La «maxi frode» alle assicurazioni, al via gli interrogatori per l’ex perito

Il cinquantunenne, titolare di un’autocarrozzeria, domani comparirà dal gip: gli indagati sono 73
Ragusa, Archivio

RAGUSA. Sarà interrogato probabilmente domani (il Gip del Tribunale ha cinque giorni di tempo dall’arresto, eseguito venerdì sera) il titolare di un’autocarozzeria accusato di aver simulato ben 200 incidenti per un danno alle compagnie assicurative di circa 500 mila euro. Si tratta dell’ex perito assicurativo, Salvatore Ruggieri, di 51 anni, arrestato dagli agenti della Squadra Mobile e della Polizia Stradale di Ragusa nell’ambito dell’operazione «Incidenti fantasma». L’indagine ha permesso di fare luce sulle truffe in serie messe a segno da Ruggieri che sarebbe stato il perno di un vorticoso giro di falsi incidenti insieme. L’uomo era stato radiato dall’albo dei periti assicurativi dopo essere stato condannato nel 2001 per reati analoghi. «Le indagini - hanno detto sabato i vice questori Francesco Marino e Gaetano Di Mauro - sono nate dopo avere notato alcune incongruenze. Ad esempio la mattina denunciavano un incidente il signor Rossi ed il signor Bianchi, la sera a denunciare un sinistro era la moglie del signor Rossi e la moglie del signor Bianchi, e così via». Secondo l’accusa Ruggeri, in concorso con gli altri 72 indagati e la compiacenza di periti assicurativi, aveva creato in città un sistema collaudato di truffe alla compagnie assicurative, simulando centinaia di falsi incidenti e procurando un danno patrimoniale ingente alle compagnie assicurative (Assicurazioni Generali, Bernese, Sai, Allianz spa, Toro, Fondiaria-Sai spa, Carige, Unipol, Milano Assicurazioni, Nuova Maa).
Secondo quanto accertato l’attività illecita, iniziata nel 2007, sarebbe andata avanti fino al 2012. Durante una perquisizione domiciliare in un’abitazione nella disponibilità dell’ex perito sono stati sequestrati documenti inerenti numerose pratiche assicurative relative con 46 moduli di constatazione amichevole di incidenti già compilati, l’ultimo dei quali riportava la data del 15 dicembre scorso.
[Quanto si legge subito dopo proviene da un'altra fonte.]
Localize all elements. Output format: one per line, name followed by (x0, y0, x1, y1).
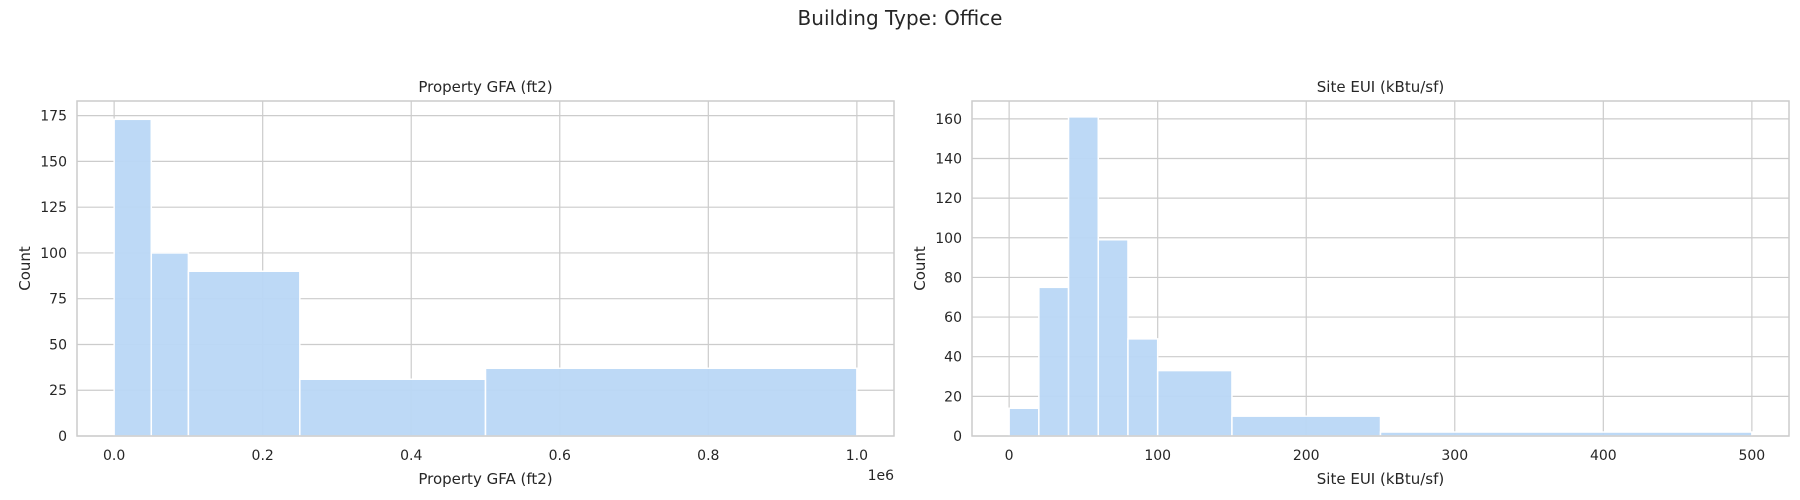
histogram-bar (1038, 286, 1070, 437)
y-tick-label: 100 (40, 246, 67, 262)
histogram-bar (1127, 338, 1159, 437)
axes-frame (971, 100, 1790, 437)
histogram-bar (1156, 369, 1233, 437)
y-tick-label: 150 (40, 154, 67, 170)
x-tick-label: 0.2 (252, 448, 274, 464)
histogram-bar (1231, 415, 1382, 437)
y-tick-label: 75 (49, 292, 67, 308)
x-tick-label: 500 (1738, 448, 1765, 464)
histogram-bar (1097, 239, 1129, 437)
x-tick-label: 200 (1293, 448, 1320, 464)
x-tick-label: 0.0 (103, 448, 125, 464)
y-tick-label: 60 (944, 310, 962, 326)
histogram-bar (1067, 116, 1100, 437)
x-tick-label: 100 (1144, 448, 1171, 464)
histogram-bar (1008, 407, 1040, 437)
y-tick-label: 0 (58, 429, 67, 445)
y-tick-label: 125 (40, 200, 67, 216)
x-axis-label: Site EUI (kBtu/sf) (1317, 470, 1444, 488)
histogram-bar (150, 252, 190, 437)
histogram-bar (299, 378, 487, 437)
y-tick-label: 140 (935, 151, 962, 167)
y-tick-label: 50 (49, 337, 67, 353)
x-axis-offset-label: 1e6 (868, 468, 895, 484)
y-tick-label: 160 (935, 112, 962, 128)
x-tick-label: 0.8 (697, 448, 719, 464)
y-tick-label: 175 (40, 109, 67, 125)
chart-title: Site EUI (kBtu/sf) (1317, 78, 1444, 96)
y-tick-label: 120 (935, 191, 962, 207)
x-tick-label: 1.0 (846, 448, 868, 464)
histogram-bar (113, 118, 153, 437)
chart-panel-1: 0.0 0.2 0.4 0.6 0.8 1.0 0 25 50 75 100 125 150 175 Pro… (16, 78, 895, 488)
figure-suptitle: Building Type: Office (797, 6, 1003, 30)
y-axis-label: Count (16, 246, 34, 291)
histogram-bar (187, 270, 301, 437)
x-tick-label: 0.4 (400, 448, 422, 464)
y-tick-label: 100 (935, 231, 962, 247)
x-axis-label: Property GFA (ft2) (418, 470, 552, 488)
y-tick-label: 0 (953, 429, 962, 445)
x-tick-label: 0 (1005, 448, 1014, 464)
y-tick-label: 20 (944, 389, 962, 405)
axes-frame (76, 100, 895, 437)
x-tick-label: 300 (1441, 448, 1468, 464)
y-tick-label: 25 (49, 383, 67, 399)
y-axis-label: Count (911, 246, 929, 291)
y-tick-label: 80 (944, 270, 962, 286)
x-tick-label: 0.6 (549, 448, 571, 464)
chart-panel-2: 0 100 200 300 400 500 0 20 40 60 80 100 120 140 160 Sit… (911, 78, 1790, 488)
y-tick-label: 40 (944, 350, 962, 366)
chart-title: Property GFA (ft2) (418, 78, 552, 96)
x-tick-label: 400 (1590, 448, 1617, 464)
histogram-bar (484, 367, 858, 437)
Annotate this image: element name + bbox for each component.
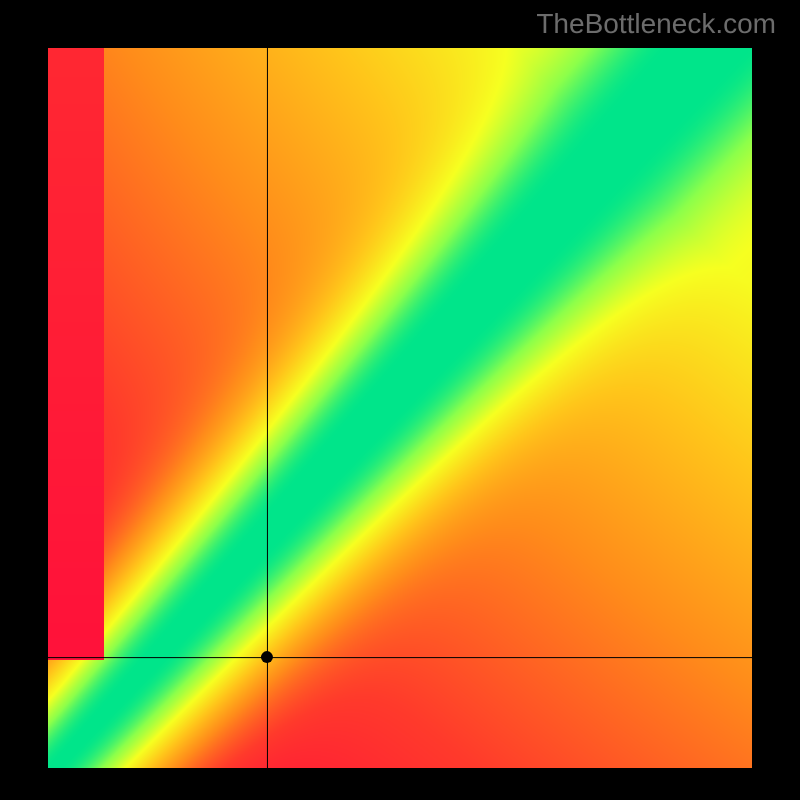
bottleneck-heatmap bbox=[48, 48, 752, 768]
heatmap-canvas bbox=[48, 48, 752, 768]
watermark-text: TheBottleneck.com bbox=[536, 8, 776, 40]
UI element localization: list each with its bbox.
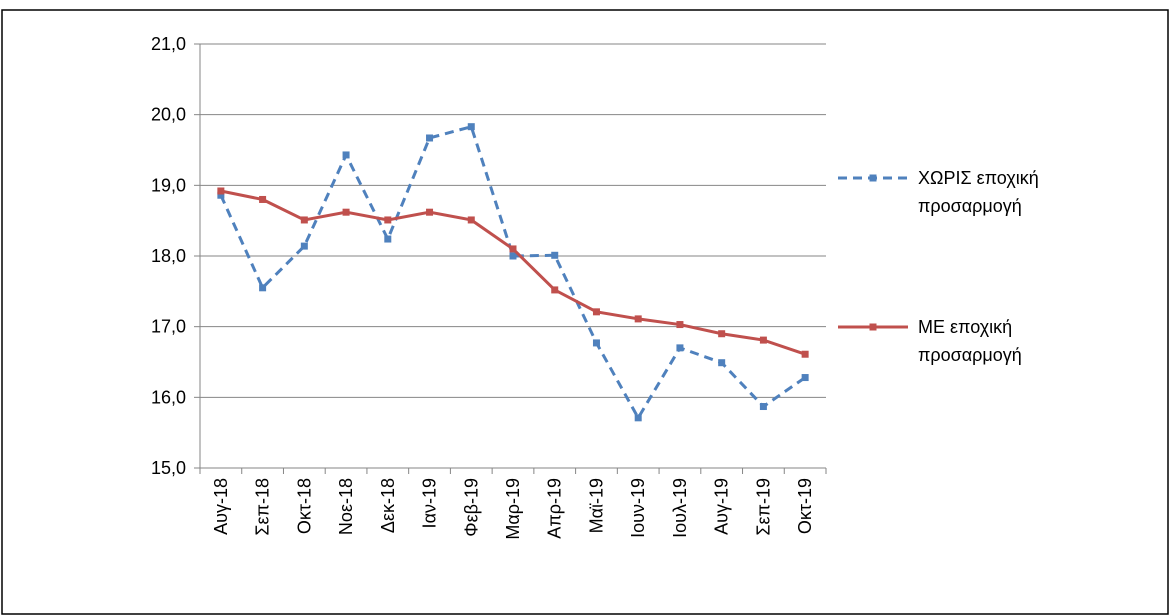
marker	[551, 286, 559, 294]
marker	[676, 344, 684, 352]
marker	[217, 187, 225, 195]
x-tick-label: Αυγ-18	[211, 478, 231, 535]
x-tick-label: Σεπ-19	[753, 478, 773, 536]
marker	[718, 359, 726, 367]
marker	[467, 216, 475, 224]
x-tick-label: Νοε-18	[336, 478, 356, 535]
marker	[259, 195, 267, 203]
y-tick-label: 21,0	[151, 34, 186, 54]
marker	[634, 315, 642, 323]
marker	[259, 284, 267, 292]
marker	[342, 208, 350, 216]
marker	[217, 191, 225, 199]
marker	[300, 216, 308, 224]
marker	[342, 151, 350, 159]
marker	[592, 308, 600, 316]
series-line	[219, 124, 806, 421]
marker	[509, 245, 517, 253]
marker	[551, 251, 559, 259]
x-tick-label: Ιαν-19	[420, 478, 440, 528]
y-tick-label: 19,0	[151, 175, 186, 195]
marker	[759, 336, 767, 344]
legend-marker	[869, 323, 877, 331]
marker	[384, 235, 392, 243]
x-tick-label: Μαϊ-19	[586, 478, 606, 533]
marker	[509, 252, 517, 260]
y-tick-label: 18,0	[151, 246, 186, 266]
x-tick-label: Ιουλ-19	[670, 478, 690, 538]
marker	[300, 242, 308, 250]
marker	[718, 330, 726, 338]
marker	[801, 350, 809, 358]
series-line	[220, 189, 806, 356]
marker	[384, 216, 392, 224]
marker	[592, 339, 600, 347]
x-tick-label: Δεκ-18	[378, 478, 398, 533]
marker	[426, 134, 434, 142]
x-tick-label: Σεπ-18	[253, 478, 273, 536]
marker	[634, 414, 642, 422]
marker	[467, 123, 475, 131]
legend-label: ΜΕ εποχική προσαρμογή	[918, 317, 1022, 365]
y-tick-label: 15,0	[151, 458, 186, 478]
legend-marker	[869, 174, 877, 182]
y-tick-label: 20,0	[151, 105, 186, 125]
x-tick-label: Οκτ-19	[795, 478, 815, 534]
x-tick-label: Φεβ-19	[461, 478, 481, 537]
marker	[676, 321, 684, 329]
x-tick-label: Ιουν-19	[628, 478, 648, 538]
y-tick-label: 17,0	[151, 317, 186, 337]
x-tick-label: Οκτ-18	[294, 478, 314, 534]
x-tick-label: Αυγ-19	[712, 478, 732, 535]
x-tick-label: Απρ-19	[545, 478, 565, 539]
x-tick-label: Μαρ-19	[503, 478, 523, 540]
marker	[426, 208, 434, 216]
marker	[759, 403, 767, 411]
legend-label: ΧΩΡΙΣ εποχική προσαρμογή	[918, 168, 1039, 216]
marker	[801, 374, 809, 382]
y-tick-label: 16,0	[151, 387, 186, 407]
frame	[1, 9, 1169, 615]
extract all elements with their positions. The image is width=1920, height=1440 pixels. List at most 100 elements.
Nell’ambito dell’inchiesta è stata sequestrata l’autocarrozzeria utilizzata dallo stesso per svolgere l‘attività in quanto era priva della previste autorizzazioni. I sigilli, opposti venerdì sera, sabato mattina erano scomparsi ma sono stati ripristinati ed ieri sono stati rafforzati da una pattuglia della Polizia di Stato. All’interno dell’autofficina «Ruggicar», in uso a Ruggieri non è stato trovato materiale interessante per le indagini ma solo auto in riparazione. L’attività investigativa ha avuto inizio nel 2008 e si è protratta fino al 2012. Secondo il Pm Monica Monego l´arrestato utilizzava il suo codice fiscale, modificando il nome e cognome aggiungendo o togliendo vocali e consonanti e mettendo di mezzo pure persone decedute. Tuttavia, incrociando i dati acquisiti, gli investigatori hanno accertato che erano riconducibili al medesimo ben 117 incidenti stradali (nel periodo compreso tra il 31 gennaio 2001 e il dicembre 2008). Il sistema messo in piedi dal Ruggieri consentiva, dopo un breve periodo, di ripresentare sempre allo stesso perito compiacente, un nuovo CD-ROM contenente le foto dello stesso veicolo, talvolta provocando maggiori danni (come risulta dalle intercettazioni ambientali), per simulare altri sinistri e percepire maggiori risarcimenti.